Non-Gaussian information from weak lensing data via deep learning
This provides stronger cosmological constraints for astrophysics research, though it is incremental as it builds on existing deep learning methods applied to a known problem.
The paper tackled extracting non-Gaussian information from weak lensing maps to improve cosmological parameter constraints, achieving approximately 5 times tighter constraints on parameters like Ω_m and σ_8 compared to the power spectrum and 4 times tighter than lensing peaks.

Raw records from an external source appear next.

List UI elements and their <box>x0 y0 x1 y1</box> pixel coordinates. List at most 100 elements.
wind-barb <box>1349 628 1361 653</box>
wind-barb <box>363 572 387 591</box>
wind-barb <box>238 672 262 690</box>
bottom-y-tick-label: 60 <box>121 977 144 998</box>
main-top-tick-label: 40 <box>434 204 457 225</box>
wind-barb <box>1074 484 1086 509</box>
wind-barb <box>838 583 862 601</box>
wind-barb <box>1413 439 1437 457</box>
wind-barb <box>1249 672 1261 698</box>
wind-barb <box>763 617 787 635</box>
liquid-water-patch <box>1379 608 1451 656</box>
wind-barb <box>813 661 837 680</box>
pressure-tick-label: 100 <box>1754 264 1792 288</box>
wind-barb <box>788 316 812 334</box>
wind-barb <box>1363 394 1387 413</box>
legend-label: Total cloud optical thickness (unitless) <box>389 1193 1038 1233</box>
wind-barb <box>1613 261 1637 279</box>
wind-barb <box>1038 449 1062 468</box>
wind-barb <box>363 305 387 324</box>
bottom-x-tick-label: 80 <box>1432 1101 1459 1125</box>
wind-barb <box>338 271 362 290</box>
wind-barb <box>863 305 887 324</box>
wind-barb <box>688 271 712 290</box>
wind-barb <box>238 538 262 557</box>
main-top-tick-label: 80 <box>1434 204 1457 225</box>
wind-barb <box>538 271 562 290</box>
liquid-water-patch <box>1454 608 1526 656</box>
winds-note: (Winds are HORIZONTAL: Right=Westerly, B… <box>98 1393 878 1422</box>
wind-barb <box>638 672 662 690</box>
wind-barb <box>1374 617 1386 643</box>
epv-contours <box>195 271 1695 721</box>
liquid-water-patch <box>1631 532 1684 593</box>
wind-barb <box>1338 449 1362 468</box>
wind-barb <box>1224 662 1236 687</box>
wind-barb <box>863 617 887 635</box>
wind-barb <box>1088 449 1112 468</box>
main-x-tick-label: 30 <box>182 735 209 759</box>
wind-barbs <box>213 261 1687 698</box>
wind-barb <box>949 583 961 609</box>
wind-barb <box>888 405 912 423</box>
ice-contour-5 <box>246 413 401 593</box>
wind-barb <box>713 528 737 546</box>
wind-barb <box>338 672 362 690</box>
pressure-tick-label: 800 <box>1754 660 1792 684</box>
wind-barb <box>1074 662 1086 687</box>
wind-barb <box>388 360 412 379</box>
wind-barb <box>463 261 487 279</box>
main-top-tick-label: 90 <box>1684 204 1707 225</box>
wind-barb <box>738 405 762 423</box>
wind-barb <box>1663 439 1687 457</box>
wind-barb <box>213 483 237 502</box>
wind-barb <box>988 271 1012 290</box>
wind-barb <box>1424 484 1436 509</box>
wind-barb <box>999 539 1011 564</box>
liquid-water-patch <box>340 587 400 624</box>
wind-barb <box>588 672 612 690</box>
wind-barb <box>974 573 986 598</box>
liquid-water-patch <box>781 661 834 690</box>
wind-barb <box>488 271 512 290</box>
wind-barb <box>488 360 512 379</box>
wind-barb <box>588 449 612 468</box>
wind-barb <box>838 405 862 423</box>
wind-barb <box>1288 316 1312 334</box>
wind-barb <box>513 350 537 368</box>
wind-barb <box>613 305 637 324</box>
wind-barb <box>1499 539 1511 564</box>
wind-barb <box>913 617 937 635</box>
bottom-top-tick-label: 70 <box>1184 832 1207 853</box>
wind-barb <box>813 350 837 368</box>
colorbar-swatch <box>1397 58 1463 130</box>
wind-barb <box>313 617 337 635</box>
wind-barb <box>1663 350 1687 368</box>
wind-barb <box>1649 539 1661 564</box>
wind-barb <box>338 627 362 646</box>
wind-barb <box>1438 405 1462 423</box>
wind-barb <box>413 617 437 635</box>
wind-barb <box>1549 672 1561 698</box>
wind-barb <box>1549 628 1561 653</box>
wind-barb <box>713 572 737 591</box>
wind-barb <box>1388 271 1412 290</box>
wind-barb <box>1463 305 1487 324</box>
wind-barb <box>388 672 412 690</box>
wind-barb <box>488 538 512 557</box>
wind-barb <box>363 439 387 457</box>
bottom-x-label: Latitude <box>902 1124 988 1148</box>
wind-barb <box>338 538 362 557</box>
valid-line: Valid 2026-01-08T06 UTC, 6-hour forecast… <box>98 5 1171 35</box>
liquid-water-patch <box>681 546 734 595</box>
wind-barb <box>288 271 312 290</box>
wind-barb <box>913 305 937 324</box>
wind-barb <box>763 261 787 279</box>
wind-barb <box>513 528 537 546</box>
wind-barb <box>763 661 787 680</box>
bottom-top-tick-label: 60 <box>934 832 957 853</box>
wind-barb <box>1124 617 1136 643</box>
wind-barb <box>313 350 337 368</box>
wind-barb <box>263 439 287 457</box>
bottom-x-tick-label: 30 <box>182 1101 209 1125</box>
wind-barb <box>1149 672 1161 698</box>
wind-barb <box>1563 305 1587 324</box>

Weak lensing maps contain information beyond two-point statistics on small scales. Much recent work has tried to extract this information through a range of different observables or via nonlinear transformations of the lensing field. Here we train and apply a 2D convolutional neural network to simulated noiseless lensing maps covering 96 different cosmological models over a range of {$Ω_m,σ_8$}. Using the area of the confidence contour in the {$Ω_m,σ_8$} plane as a figure-of-merit, derived from simulated convergence maps smoothed on a scale of 1.0 arcmin, we show that the neural network yields $\approx 5 \times$ tighter constraints than the power spectrum, and $\approx 4 \times$ tighter than the lensing peaks. Such gains illustrate the extent to which weak lensing data encode cosmological information not accessible to the power spectrum or even other, non-Gaussian statistics such as lensing peaks.